Located on Avenida Juarez in the Alameda Central, the oldest public park in the city of Mexico and the American continent, the Hemicycle to Juarez is a cenotaph, an empty tomb, erected in honor of Benito Juarez García, former Mexican president, who is buried in the Pantheon of San Fernando, one of the oldest cemeteries in the capital.
This building in Carrara marble was built in 1910 by order of Porfirio Diaz, who led the opening ceremony on September 18, 1910 as part of the celebrations of the Centenary of Independence.

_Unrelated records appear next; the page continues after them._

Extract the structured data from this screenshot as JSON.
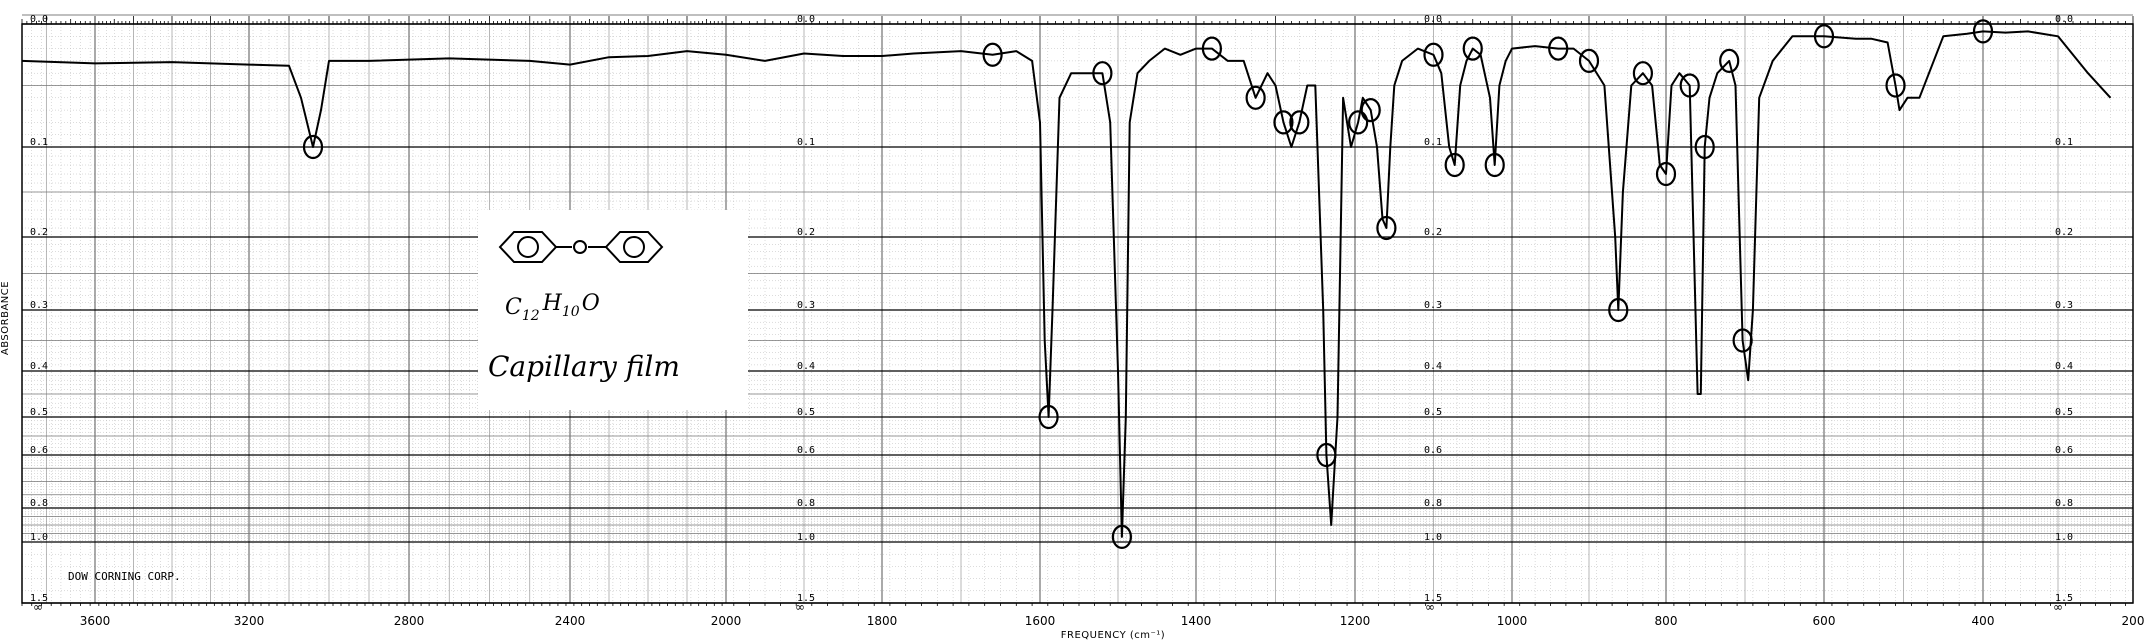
{
  "chart_data": {
    "type": "line",
    "title": "",
    "xlabel": "FREQUENCY (cm⁻¹)",
    "ylabel": "ABSORBANCE",
    "xlim": [
      3750,
      200
    ],
    "ylim": [
      0.0,
      1.5
    ],
    "x_ticks": [
      3600,
      3200,
      2800,
      2400,
      2000,
      1800,
      1600,
      1400,
      1200,
      1000,
      800,
      600,
      400,
      200
    ],
    "x_tick_labels": [
      "3600",
      "3200",
      "2800",
      "2400",
      "2000",
      "1800",
      "1600",
      "1400",
      "1200",
      "1000",
      "800",
      "600",
      "400",
      "200"
    ],
    "y_ticks": [
      0.0,
      0.1,
      0.2,
      0.3,
      0.4,
      0.5,
      0.6,
      0.8,
      1.0,
      1.5
    ],
    "y_tick_labels": [
      "0.0",
      "0.1",
      "0.2",
      "0.3",
      "0.4",
      "0.5",
      "0.6",
      "0.8",
      "1.0",
      "1.5"
    ],
    "grid": true,
    "series": [
      {
        "name": "",
        "x": [
          3750,
          3600,
          3400,
          3200,
          3100,
          3070,
          3040,
          3020,
          3000,
          2900,
          2700,
          2500,
          2400,
          2300,
          2200,
          2100,
          2000,
          1950,
          1900,
          1850,
          1800,
          1760,
          1700,
          1660,
          1630,
          1610,
          1600,
          1594,
          1589,
          1584,
          1575,
          1560,
          1520,
          1510,
          1500,
          1495,
          1490,
          1485,
          1475,
          1460,
          1440,
          1420,
          1400,
          1380,
          1360,
          1340,
          1325,
          1310,
          1300,
          1290,
          1280,
          1270,
          1260,
          1250,
          1240,
          1236,
          1230,
          1222,
          1215,
          1205,
          1196,
          1190,
          1180,
          1172,
          1165,
          1160,
          1155,
          1150,
          1140,
          1120,
          1100,
          1090,
          1080,
          1073,
          1066,
          1058,
          1050,
          1040,
          1028,
          1022,
          1016,
          1008,
          1000,
          970,
          940,
          920,
          900,
          880,
          866,
          862,
          856,
          845,
          830,
          818,
          808,
          800,
          793,
          783,
          770,
          760,
          756,
          751,
          745,
          735,
          720,
          712,
          703,
          696,
          690,
          682,
          665,
          640,
          600,
          560,
          540,
          520,
          510,
          505,
          495,
          480,
          450,
          420,
          400,
          370,
          340,
          300,
          260,
          230
        ],
        "y": [
          0.03,
          0.032,
          0.031,
          0.033,
          0.034,
          0.06,
          0.1,
          0.07,
          0.03,
          0.03,
          0.028,
          0.03,
          0.033,
          0.027,
          0.026,
          0.022,
          0.025,
          0.03,
          0.024,
          0.026,
          0.026,
          0.024,
          0.022,
          0.025,
          0.022,
          0.03,
          0.08,
          0.35,
          0.5,
          0.3,
          0.06,
          0.04,
          0.04,
          0.08,
          0.4,
          0.97,
          0.5,
          0.08,
          0.04,
          0.03,
          0.02,
          0.025,
          0.02,
          0.02,
          0.03,
          0.03,
          0.06,
          0.04,
          0.05,
          0.08,
          0.1,
          0.08,
          0.05,
          0.05,
          0.3,
          0.6,
          0.9,
          0.5,
          0.06,
          0.1,
          0.08,
          0.06,
          0.07,
          0.1,
          0.18,
          0.19,
          0.1,
          0.05,
          0.03,
          0.02,
          0.025,
          0.04,
          0.1,
          0.12,
          0.05,
          0.03,
          0.02,
          0.025,
          0.06,
          0.12,
          0.05,
          0.03,
          0.02,
          0.018,
          0.02,
          0.02,
          0.03,
          0.05,
          0.2,
          0.3,
          0.15,
          0.05,
          0.04,
          0.05,
          0.12,
          0.13,
          0.05,
          0.04,
          0.05,
          0.45,
          0.45,
          0.1,
          0.06,
          0.04,
          0.03,
          0.05,
          0.35,
          0.42,
          0.3,
          0.06,
          0.03,
          0.01,
          0.01,
          0.012,
          0.012,
          0.015,
          0.05,
          0.07,
          0.06,
          0.06,
          0.01,
          0.008,
          0.006,
          0.007,
          0.006,
          0.01,
          0.04,
          0.06
        ]
      }
    ],
    "annotations": {
      "structure": "⌬–O–⌬",
      "formula_base_c": "C",
      "formula_sub_12": "12",
      "formula_base_h": "H",
      "formula_sub_10": "10",
      "formula_base_o": "O",
      "sample_note": "Capillary film",
      "manufacturer": "DOW CORNING CORP."
    },
    "colors": {
      "line": "#000000",
      "grid_minor": "#b8b8b8",
      "grid_major": "#000000",
      "background": "#ffffff"
    }
  }
}
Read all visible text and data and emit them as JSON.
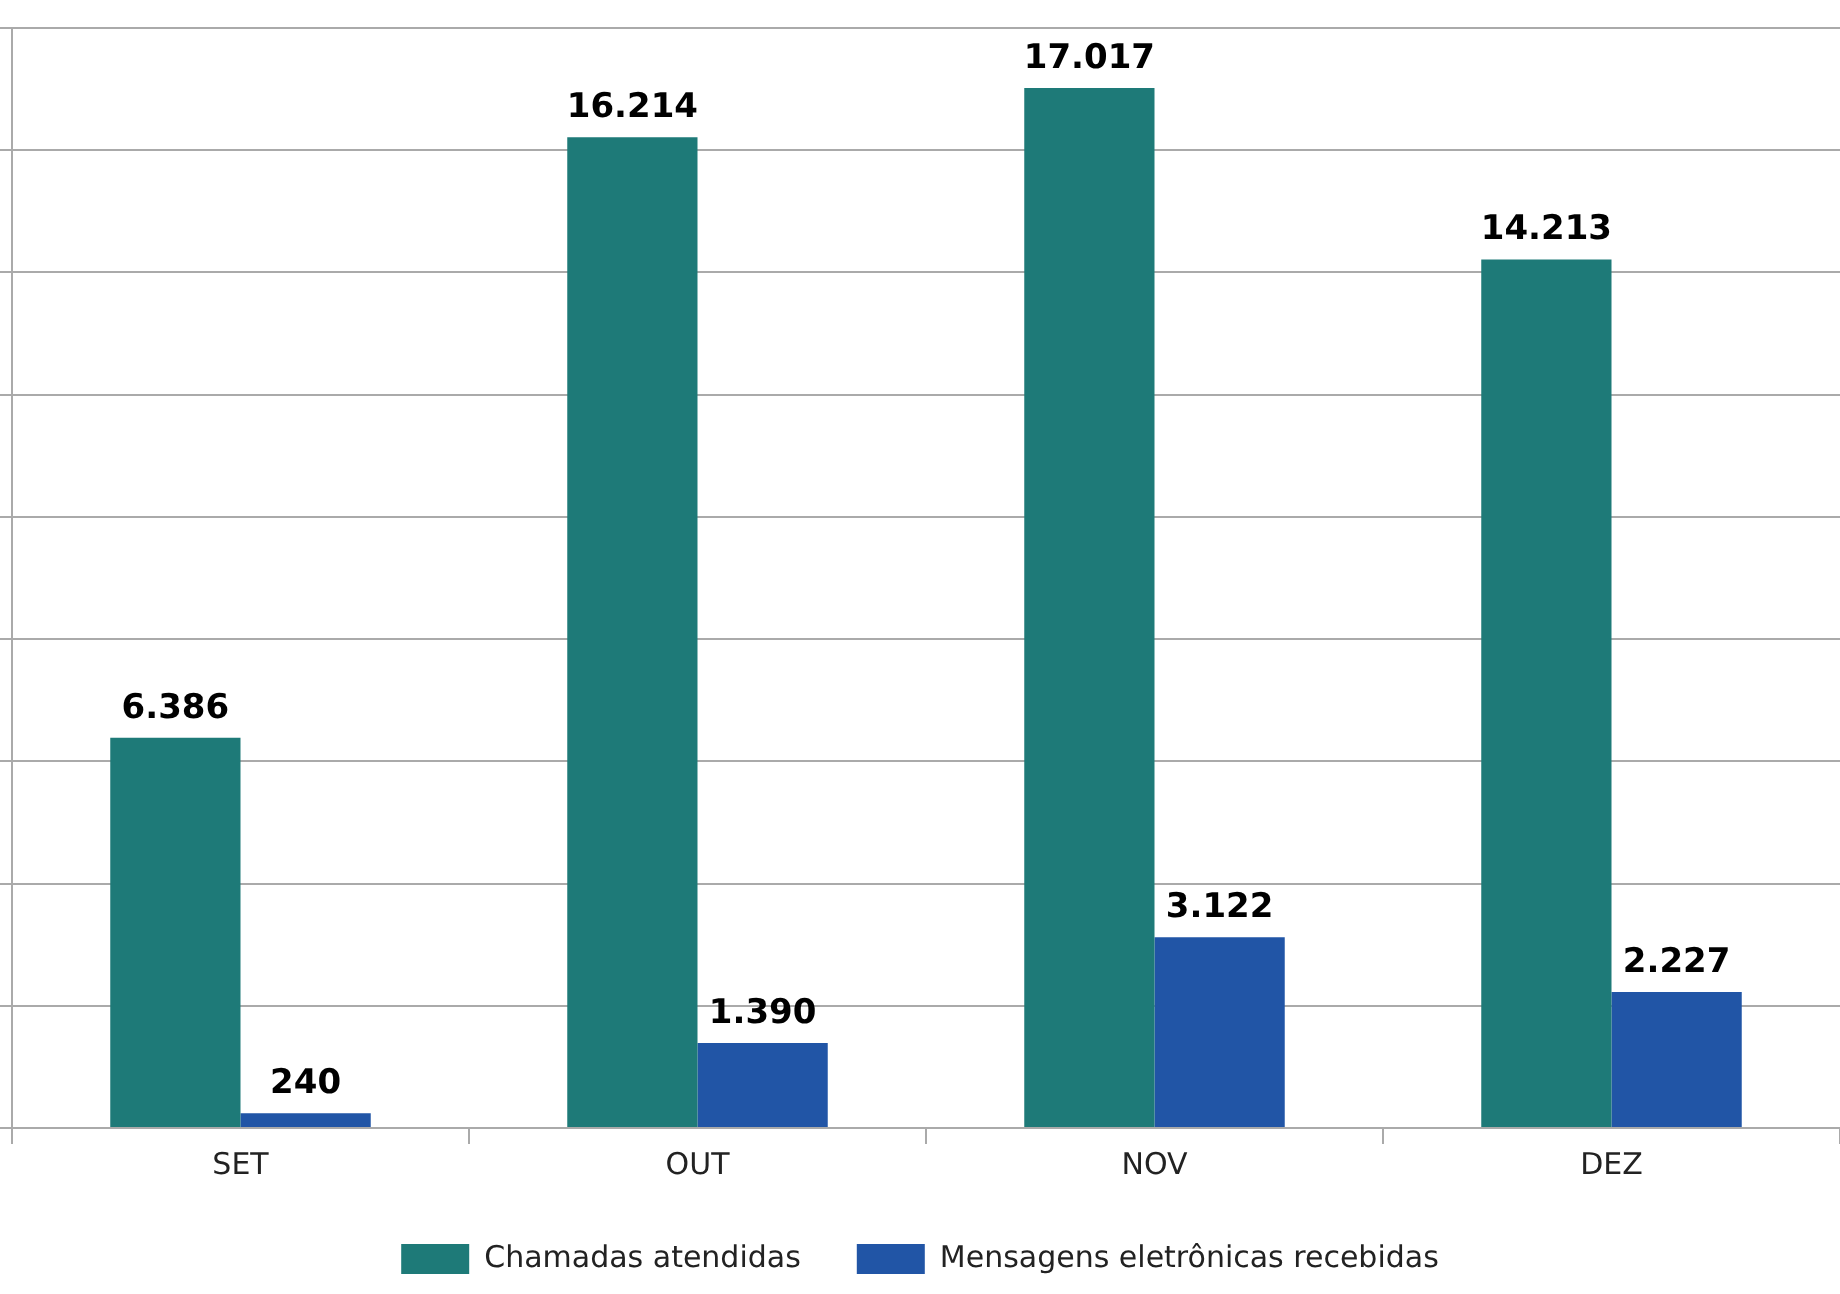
{
  "chart_data": {
    "type": "bar",
    "categories": [
      "SET",
      "OUT",
      "NOV",
      "DEZ"
    ],
    "series": [
      {
        "name": "Chamadas atendidas",
        "color": "#1e7a78",
        "values": [
          6386,
          16214,
          17017,
          14213
        ],
        "value_labels": [
          "6.386",
          "16.214",
          "17.017",
          "14.213"
        ]
      },
      {
        "name": "Mensagens eletrônicas recebidas",
        "color": "#2155a6",
        "values": [
          240,
          1390,
          3122,
          2227
        ],
        "value_labels": [
          "240",
          "1.390",
          "3.122",
          "2.227"
        ]
      }
    ],
    "ylim": [
      0,
      18000
    ],
    "yticks": [
      {
        "value": 0,
        "label": null
      },
      {
        "value": 2000,
        "label": null
      },
      {
        "value": 4000,
        "label": null
      },
      {
        "value": 6000,
        "label": null
      },
      {
        "value": 8000,
        "label": null
      },
      {
        "value": 10000,
        "label": null
      },
      {
        "value": 12000,
        "label": null
      },
      {
        "value": 14000,
        "label": null
      },
      {
        "value": 16000,
        "label": null
      },
      {
        "value": 18000,
        "label": null
      }
    ],
    "grid": "y",
    "legend": "bottom",
    "tick_labels": "x"
  }
}
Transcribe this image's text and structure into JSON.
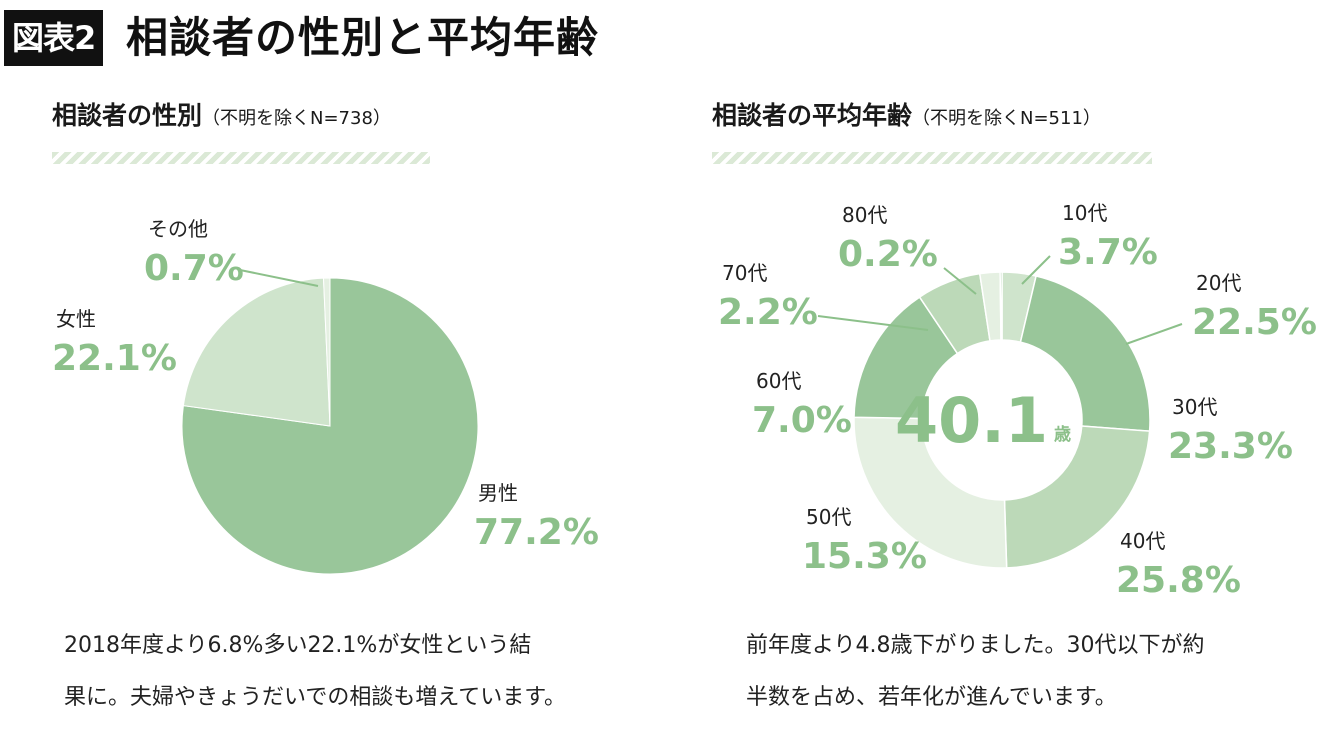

Description of the Hemicycle to Juarez:
Designed by architect Guillermo Heredia, the Hemicycle to Juarez is the most important monument dedicated to the Glory of the Americas.
It has a height of 7 meters and a weight of 70 tons. The sculptures that adorn it were made by the Italian sculptor Lanzaroni.
The central part of the monument, flanked by four Doric columns on each side, holds a scallop and a medallion made up laurels in the center in which you can read the following legend:
"To the Glorious Benito Juárez. The Fatherland."
At the bottom is the symbolic tomb crowned by the Republican eagle with open wings. Its base is adorned with a pre-Hispanic border and is supported by a lion lying on each side.
The sculpture that tops the Chamber represents Benito Juarez seated between two allegories: the country, on the right, which is crowned with laurels, and the Law.
How to get there: Metro Bellas Artes and Hidalgo stations.